Today, Databricks announced its acquisition of Lilac, a Boston-based applied research startup specializing in data understanding and manipulation. The financial terms of the acquisition remain undisclosed.
Led by Ali Ghodsi, Databricks aims to integrate Lilac’s team and technology into its data intelligence platform, previously known as the data lakehouse. This integration will provide users across various domains with a streamlined approach to enhance dataset quality for developing high-performance large language model (LLM) applications.
This acquisition aligns with Databricks' vision of becoming a comprehensive platform for data and generative AI solutions. Recently, the company also invested an undisclosed sum in Mistral, a leading generative AI startup that has achieved substantial success in Europe.
Lilac: Simplifying Data Exploration
The acquisition of Mosaic AI last year marked Databricks' strategic shift towards an AI-driven future, enabling users to securely build generative AI applications using hosted data. Since then, Databricks has rolled out multiple open models, empowering clients to develop, deploy, and maintain high-quality LLM applications tailored to various business needs.
As the industry well knows, high-quality data is the foundation of effective AI initiatives, including LLM systems. To ensure optimal model training and real-world performance testing—addressing issues like bias and hallucinations—teams need reliable data. Lilac addresses these critical data quality challenges within Databricks.
Traditionally, teams have employed labor-intensive manual methods to explore unstructured data and rectify its shortcomings. Founded in 2023 by former Google engineers Daniel Smilkov and Nikhil Thorat, Lilac provides a scalable, open-source solution.

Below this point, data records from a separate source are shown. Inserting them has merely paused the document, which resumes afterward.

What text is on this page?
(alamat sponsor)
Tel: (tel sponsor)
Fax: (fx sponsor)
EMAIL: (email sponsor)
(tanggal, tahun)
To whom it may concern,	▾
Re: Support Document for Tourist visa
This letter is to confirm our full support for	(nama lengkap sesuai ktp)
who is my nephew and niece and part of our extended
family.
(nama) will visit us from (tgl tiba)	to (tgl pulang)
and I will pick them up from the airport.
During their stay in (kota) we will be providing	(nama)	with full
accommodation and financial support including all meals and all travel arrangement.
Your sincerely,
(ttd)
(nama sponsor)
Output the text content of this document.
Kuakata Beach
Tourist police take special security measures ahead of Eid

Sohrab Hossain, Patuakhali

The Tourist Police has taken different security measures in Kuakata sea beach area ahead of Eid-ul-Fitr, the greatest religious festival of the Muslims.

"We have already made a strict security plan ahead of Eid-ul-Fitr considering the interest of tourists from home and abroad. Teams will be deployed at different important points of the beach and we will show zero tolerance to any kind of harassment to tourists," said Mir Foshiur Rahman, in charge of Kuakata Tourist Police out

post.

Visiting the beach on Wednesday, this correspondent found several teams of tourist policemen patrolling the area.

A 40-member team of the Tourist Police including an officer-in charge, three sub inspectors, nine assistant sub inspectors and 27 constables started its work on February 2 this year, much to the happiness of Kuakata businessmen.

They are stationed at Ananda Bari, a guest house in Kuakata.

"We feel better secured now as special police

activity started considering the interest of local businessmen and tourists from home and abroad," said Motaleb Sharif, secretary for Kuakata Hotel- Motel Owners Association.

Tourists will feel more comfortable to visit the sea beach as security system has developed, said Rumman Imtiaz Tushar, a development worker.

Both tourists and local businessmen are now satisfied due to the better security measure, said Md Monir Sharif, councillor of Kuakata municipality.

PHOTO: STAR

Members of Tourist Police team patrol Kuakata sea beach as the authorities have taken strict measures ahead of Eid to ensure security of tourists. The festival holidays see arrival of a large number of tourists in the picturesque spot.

Its intuitive user interface and AI-enhanced features allow users to analyze, understand, and modify unstructured text data efficiently.
Features of Lilac
According to Lilac's website, data scientists and AI researchers can leverage its capabilities for tasks such as:
- Clustering and categorizing documents
- Performing semantic and keyword searches
- Detecting personal information or duplicates and making necessary adjustments with comparison views
- Tailoring datasets for specific needs
"The team behind Lilac specifically designed their product to analyze model outputs for bias or toxicity, and to prepare data for Retrieval-Augmented Generation (RAG) and fine-tuning or pre-training LLMs,” noted Databricks executives Matei Zaharia, Naveen Rao, Jonathan Frankle, Hanlin Tang, and Akhil Gupta in a joint blog post.
They further emphasized that Lilac’s technology will be integrated into Databricks’ Mosaic AI tooling, enhancing developers' ability to curate datasets for customized generative AI systems. Although specific integration details are yet to be disclosed, the goal remains clear: to simplify data tailoring for evaluating and monitoring LLM outputs and preparing datasets for important processes like RAG and model fine-tuning.

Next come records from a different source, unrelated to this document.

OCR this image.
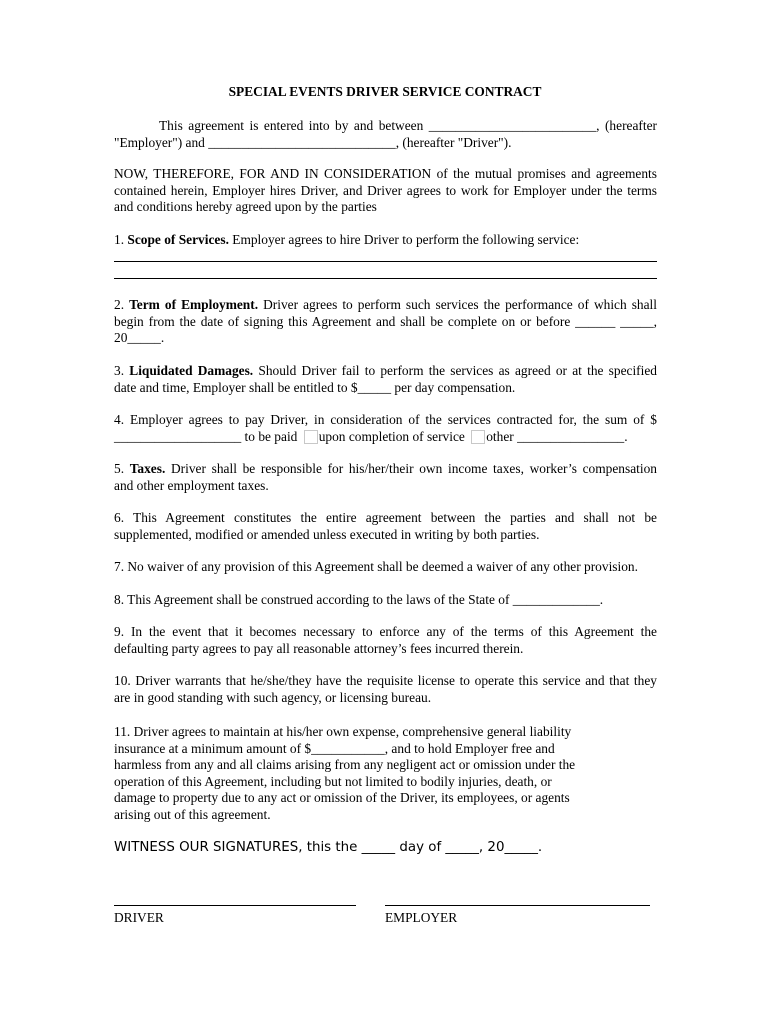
SPECIAL EVENTS DRIVER SERVICE CONTRACT
This agreement is entered into by and between _________________________, (hereafter
"Employer") and ____________________________, (hereafter "Driver").
NOW, THEREFORE, FOR AND IN CONSIDERATION of the mutual promises and agreements
contained herein, Employer hires Driver, and Driver agrees to work for Employer under the terms
and conditions hereby agreed upon by the parties
1. Scope of Services. Employer agrees to hire Driver to perform the following service:
2. Term of Employment. Driver agrees to perform such services the performance of which shall
begin from the date of signing this Agreement and shall be complete on or before ______ _____,
20_____.
3. Liquidated Damages. Should Driver fail to perform the services as agreed or at the specified
date and time, Employer shall be entitled to $_____ per day compensation.
4. Employer agrees to pay Driver, in consideration of the services contracted for, the sum of $
___________________ to be paid upon completion of service other ________________.
5. Taxes. Driver shall be responsible for his/her/their own income taxes, worker’s compensation
and other employment taxes.
6. This Agreement constitutes the entire agreement between the parties and shall not be
supplemented, modified or amended unless executed in writing by both parties.
7. No waiver of any provision of this Agreement shall be deemed a waiver of any other provision.
8. This Agreement shall be construed according to the laws of the State of _____________.
9. In the event that it becomes necessary to enforce any of the terms of this Agreement the
defaulting party agrees to pay all reasonable attorney’s fees incurred therein.
10. Driver warrants that he/she/they have the requisite license to operate this service and that they
are in good standing with such agency, or licensing bureau.
11. Driver agrees to maintain at his/her own expense, comprehensive general liability
insurance at a minimum amount of $___________, and to hold Employer free and
harmless from any and all claims arising from any negligent act or omission under the
operation of this Agreement, including but not limited to bodily injuries, death, or
damage to property due to any act or omission of the Driver, its employees, or agents
arising out of this agreement.
WITNESS OUR SIGNATURES, this the _____ day of _____, 20_____.
DRIVER	EMPLOYER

Expanding Generative AI Capabilities
This acquisition is a significant step for Databricks towards offering end-to-end tools for developing robust generative AI applications. Users on the Databricks platform already have access to everything needed to create LLM-powered systems. This includes open models from industry leaders like Meta, Stability, and Mistral, alongside specialized Mosaic tools for experimentation and optimization.
In response to similar market demands, competitors like Snowflake are also advancing in this space, having introduced Cortex, a fully managed service to aid customers in building apps powered by advanced open models.